Here are a few near to mid-term changes to expect in the industry as a whole, from all the vendors within it:
- The use cases will be more clear Right now
getting use cases to allow internal penetration testing is still tough,
and even though the value proposition is clear to security
professionals (“You think it’s secure? Really? Want to find out?”), it
still needs explaining at the C-suite. Vendors and people like us will
have to help customers understand how to explain the value in business
terms; - The Use Cases Will be More Compelling
Amateur or inexperienced pen-testers are filled with glee when they get
root on a box (W00T!!), but business leaders need to see and feel
viscerally the results of a pen-test and how security (or bad security)
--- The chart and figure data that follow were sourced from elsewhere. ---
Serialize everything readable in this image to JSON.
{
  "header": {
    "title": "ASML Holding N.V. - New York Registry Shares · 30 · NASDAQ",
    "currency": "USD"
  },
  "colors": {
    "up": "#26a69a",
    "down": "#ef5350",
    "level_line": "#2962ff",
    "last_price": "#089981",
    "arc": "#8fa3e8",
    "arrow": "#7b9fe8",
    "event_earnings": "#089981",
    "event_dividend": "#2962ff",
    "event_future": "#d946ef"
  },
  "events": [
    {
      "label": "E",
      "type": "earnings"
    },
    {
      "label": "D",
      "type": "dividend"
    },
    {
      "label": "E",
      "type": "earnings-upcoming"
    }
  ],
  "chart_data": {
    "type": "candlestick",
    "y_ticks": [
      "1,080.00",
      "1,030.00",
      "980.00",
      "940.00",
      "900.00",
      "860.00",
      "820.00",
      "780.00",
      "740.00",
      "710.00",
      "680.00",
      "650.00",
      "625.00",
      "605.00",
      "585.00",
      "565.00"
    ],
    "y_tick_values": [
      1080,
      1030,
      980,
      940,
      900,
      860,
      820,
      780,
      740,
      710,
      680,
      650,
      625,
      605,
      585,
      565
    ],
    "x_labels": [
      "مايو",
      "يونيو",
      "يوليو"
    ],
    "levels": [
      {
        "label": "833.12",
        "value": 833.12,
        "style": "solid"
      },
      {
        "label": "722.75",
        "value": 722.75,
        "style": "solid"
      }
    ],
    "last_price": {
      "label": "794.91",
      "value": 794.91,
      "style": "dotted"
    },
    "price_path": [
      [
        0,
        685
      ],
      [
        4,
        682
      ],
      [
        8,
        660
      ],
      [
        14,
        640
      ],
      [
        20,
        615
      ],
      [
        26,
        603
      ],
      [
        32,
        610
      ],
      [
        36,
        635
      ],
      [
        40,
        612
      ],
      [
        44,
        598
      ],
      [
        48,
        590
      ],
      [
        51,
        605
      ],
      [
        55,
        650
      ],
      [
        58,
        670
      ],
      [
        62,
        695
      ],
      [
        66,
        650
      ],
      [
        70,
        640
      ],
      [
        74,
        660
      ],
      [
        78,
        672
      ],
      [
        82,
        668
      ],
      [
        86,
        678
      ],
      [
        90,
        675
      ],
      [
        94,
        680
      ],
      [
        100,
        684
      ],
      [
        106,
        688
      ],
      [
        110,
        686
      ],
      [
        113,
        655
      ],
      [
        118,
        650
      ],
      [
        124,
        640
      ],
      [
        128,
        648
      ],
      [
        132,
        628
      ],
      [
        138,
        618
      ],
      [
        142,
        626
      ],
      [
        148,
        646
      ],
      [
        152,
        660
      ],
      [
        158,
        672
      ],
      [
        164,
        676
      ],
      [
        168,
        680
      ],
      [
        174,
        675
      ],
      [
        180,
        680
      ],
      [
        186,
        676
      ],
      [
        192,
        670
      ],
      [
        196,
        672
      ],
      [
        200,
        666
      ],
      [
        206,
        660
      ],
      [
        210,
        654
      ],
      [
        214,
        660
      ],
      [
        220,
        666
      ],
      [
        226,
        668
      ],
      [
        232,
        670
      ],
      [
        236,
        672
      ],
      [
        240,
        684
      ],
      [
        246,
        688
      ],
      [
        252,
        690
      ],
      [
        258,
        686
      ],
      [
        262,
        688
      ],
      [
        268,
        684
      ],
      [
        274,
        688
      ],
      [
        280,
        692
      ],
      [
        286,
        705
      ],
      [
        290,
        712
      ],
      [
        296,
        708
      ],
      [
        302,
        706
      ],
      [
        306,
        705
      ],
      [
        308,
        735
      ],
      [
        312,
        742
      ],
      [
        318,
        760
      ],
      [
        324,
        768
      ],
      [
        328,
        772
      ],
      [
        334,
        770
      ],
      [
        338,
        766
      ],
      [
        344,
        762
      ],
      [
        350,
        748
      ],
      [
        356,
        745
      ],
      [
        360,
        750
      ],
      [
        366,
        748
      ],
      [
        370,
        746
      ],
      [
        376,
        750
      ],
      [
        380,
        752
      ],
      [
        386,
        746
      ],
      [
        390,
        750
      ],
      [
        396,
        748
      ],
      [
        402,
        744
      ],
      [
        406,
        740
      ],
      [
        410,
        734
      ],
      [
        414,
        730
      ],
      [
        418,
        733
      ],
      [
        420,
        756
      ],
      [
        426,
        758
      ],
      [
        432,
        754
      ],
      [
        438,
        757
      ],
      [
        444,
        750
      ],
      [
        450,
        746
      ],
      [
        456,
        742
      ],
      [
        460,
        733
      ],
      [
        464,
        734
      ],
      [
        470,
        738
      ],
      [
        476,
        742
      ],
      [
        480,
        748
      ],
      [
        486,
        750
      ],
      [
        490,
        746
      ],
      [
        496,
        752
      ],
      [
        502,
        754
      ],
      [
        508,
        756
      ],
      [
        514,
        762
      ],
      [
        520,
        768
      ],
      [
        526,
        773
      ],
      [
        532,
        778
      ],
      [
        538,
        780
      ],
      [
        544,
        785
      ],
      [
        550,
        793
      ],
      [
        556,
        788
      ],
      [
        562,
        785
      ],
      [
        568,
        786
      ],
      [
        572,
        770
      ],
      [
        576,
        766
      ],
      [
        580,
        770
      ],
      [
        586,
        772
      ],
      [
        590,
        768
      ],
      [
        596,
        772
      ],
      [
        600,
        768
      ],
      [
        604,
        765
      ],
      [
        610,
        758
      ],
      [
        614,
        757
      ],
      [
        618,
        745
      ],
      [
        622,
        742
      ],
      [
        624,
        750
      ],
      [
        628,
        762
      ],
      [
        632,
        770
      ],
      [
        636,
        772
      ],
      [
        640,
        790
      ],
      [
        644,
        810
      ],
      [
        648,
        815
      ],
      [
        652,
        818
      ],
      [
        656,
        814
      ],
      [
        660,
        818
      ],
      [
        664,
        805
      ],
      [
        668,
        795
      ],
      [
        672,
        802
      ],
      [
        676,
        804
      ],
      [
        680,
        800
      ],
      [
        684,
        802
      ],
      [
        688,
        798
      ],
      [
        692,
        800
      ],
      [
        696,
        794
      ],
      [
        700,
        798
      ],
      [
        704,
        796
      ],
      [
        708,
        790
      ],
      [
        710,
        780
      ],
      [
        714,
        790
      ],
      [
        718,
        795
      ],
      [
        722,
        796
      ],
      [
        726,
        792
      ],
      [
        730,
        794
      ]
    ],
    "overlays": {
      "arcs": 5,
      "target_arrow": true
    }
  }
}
affects business and effects the bottom line; - Metrics Must be More Realistic
– For example, perhaps there will be metrics speaking to
exploitability, either through ease or availability of an exploit, or
something like that – I am not authoring or suggesting the metric, just that there may be one; - Quality Assurance Will Get Even More Important
QA is already very very important, but with an increase in people
banging on software, it will become even more critical that the vendors
ensure that exploits behave as expected. For Core and Immunity, this is
already a professionalized process and a selling point. For Metasploit,
it will be more challenging. It has hired an additional exploit writer,
raising to three the number of people who do QA – this is clearly not
enough, and this is a key part of the Rapid7 integration plan for
Metasploit; - A Better Public Exploit Database is Needed
Currently there are databases of exploits and of vulnerabilities;
without going into enough specifics to derail this conversation by
irritating security researchers’ passions, suffice it to say that
improvement of the way the community shares information on available
exploits is a topic of great interest to researchers and incalculable
value to the community as a whole. Having said that; - Disclosure Policies Must Become More Transparent
With more companies using penetration testing frameworks, pen-test
framework vendors will be held to an increasingly high standard. Their
behavior, especially around areas like disclosure, sales of 0days, and
whom they sell to, will become increasingly of interest to their
customers; - Usage Policies Must Be Refined
With vendor support behind a powerful and free product, who uses MSF
and how they use it must be better defined, at least conforming to the
de facto industry standards set by Core and Immunity. With Rapid7
standing behind MSF, it is only a matter of time before this is tested
in court in the form of an enterprise, damaged by a MSF-launched
exploit, sueing Rapid7. I won’t speak to the eventual success of such a
suit (I am so not a lawyer), just that it will happen – and
when it does it will be costly, time consuming, and potentially
hazardous for the industry as a whole should some precedent be set; - More Consistent and Better Reporting Is Coming
This does not mean simply more automated reports taking up reams of PDF
files, but rather that with the enhancement of integration between
scanners and pen test frameworks from all the vendors, better
automation of attacks and post-exploit management and workflow, and
more accurate risk-related metrics, users will be able to create
better, more business-relevant reports.
As I’ve said before, this is a great time to be a customer in the penetration testing market.
[1] – The talk itself is a hodgepodge started by a presentation on the subject given by Craig Balding last March at the eCrime Congress
in London. I borrowed (with permission and much gracious help and input
from Craig) the format and then started building up slides and a
schtick around it – it’s had input from several vendors, about 400
attendees, and IANS faculty and security professionals including Paul
Davis, Josh Corman, Will Gragido, Randy Sabbett and others.